Jayachitra V P, Nivetha S, Nivetha R, Harini R
Department of Computer Technology, MIT campus, Anna University, Chennai, India.
Biomed Signal Process Control. 2021 Sep;70:102960. doi: 10.1016/j.bspc.2021.102960. Epub 2021 Jul 7.
The COVID-19 emerged at the end of 2019 and has become a global pandemic. There are many methods for COVID-19 prediction using a single modality. However, none of them predicts with 100% accuracy, as each individual exhibits varied symptoms for the disease. To decrease the rate of misdiagnosis, multiple modalities can be used for prediction. Besides, there is also a need for a self-diagnosis system to narrow down the risk of virus spread in testing centres. Therefore, we propose a robust IoT and deep learning-based multi-modal data classification method for the accurate prediction of COVID-19. Generally, highly accurate models require deep architectures. In this work, we introduce two lightweight models, namely CovParaNet for audio (cough, speech, breathing) classification and CovTinyNet for image (X-rays, CT scans) classification. These two models were identified as the best unimodal models after comparative analysis with the existing benchmark models. Finally, the obtained results of the five independently trained unimodal models are integrated by a novel dynamic multimodal Random Forest classifier. The lightweight CovParaNet and CovTinyNet models attain a maximum accuracy of 97.45% and 99.19% respectively even with a small dataset. The proposed dynamic multimodal fusion model predicts the final result with 100% accuracy, precision, and recall, and the online retraining mechanism enables it to extend its support even in a noisy environment. Furthermore, the computational complexity of all the unimodal models is minimized tremendously and the system functions effectively with 100% reliability even in the absence of any one of the input modalities during testing.
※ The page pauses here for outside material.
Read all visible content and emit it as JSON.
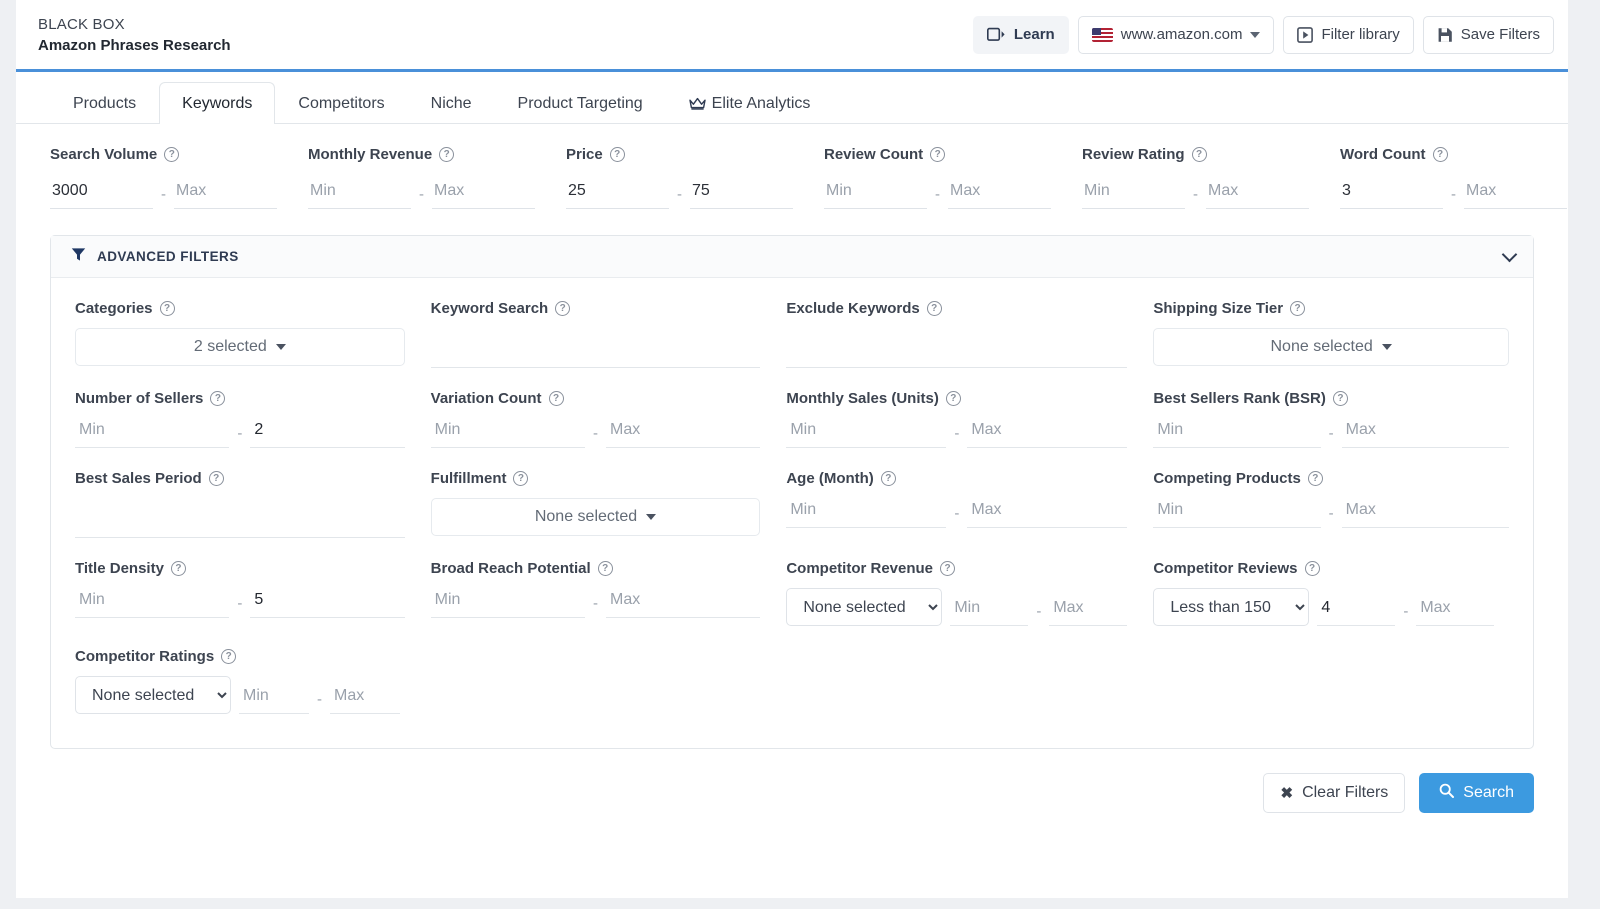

2019年末出现的新型冠状病毒肺炎已成为全球大流行病。有许多使用单一模态进行新型冠状病毒肺炎预测的方法。然而,由于每个人感染该疾病后表现出的症状各不相同,没有一种方法能达到100%的准确率。为了降低误诊率,可以使用多种模态进行预测。此外,还需要一个自我诊断系统来降低病毒在检测中心传播的风险。因此,我们提出了一种基于物联网和深度学习的强大多模态数据分类方法,用于准确预测新型冠状病毒肺炎。一般来说,高精度模型需要深度架构。在这项工作中,我们引入了两个轻量级模型,即用于音频(咳嗽、语音、呼吸)分类的CovParaNet和用于图像(X光、CT扫描)分类的CovTinyNet。在与现有基准模型进行对比分析后,这两个模型被确定为最佳单模态模型。最后,通过一种新颖的动态多模态随机森林分类器对五个独立训练的单模态模型的结果进行整合。即使在数据集较小的情况下,轻量级的CovParaNet和CovTinyNet模型分别达到了97.45%和99.19%的最高准确率。所提出的动态多模态融合模型以100%的准确率、精确率和召回率预测最终结果,并且在线再训练机制使其即使在嘈杂环境中也能提供支持。此外,所有单模态模型的计算复杂度都大幅降低,并且即使在测试期间缺少任何一种输入模态的情况下,系统也能以100%的可靠性有效运行。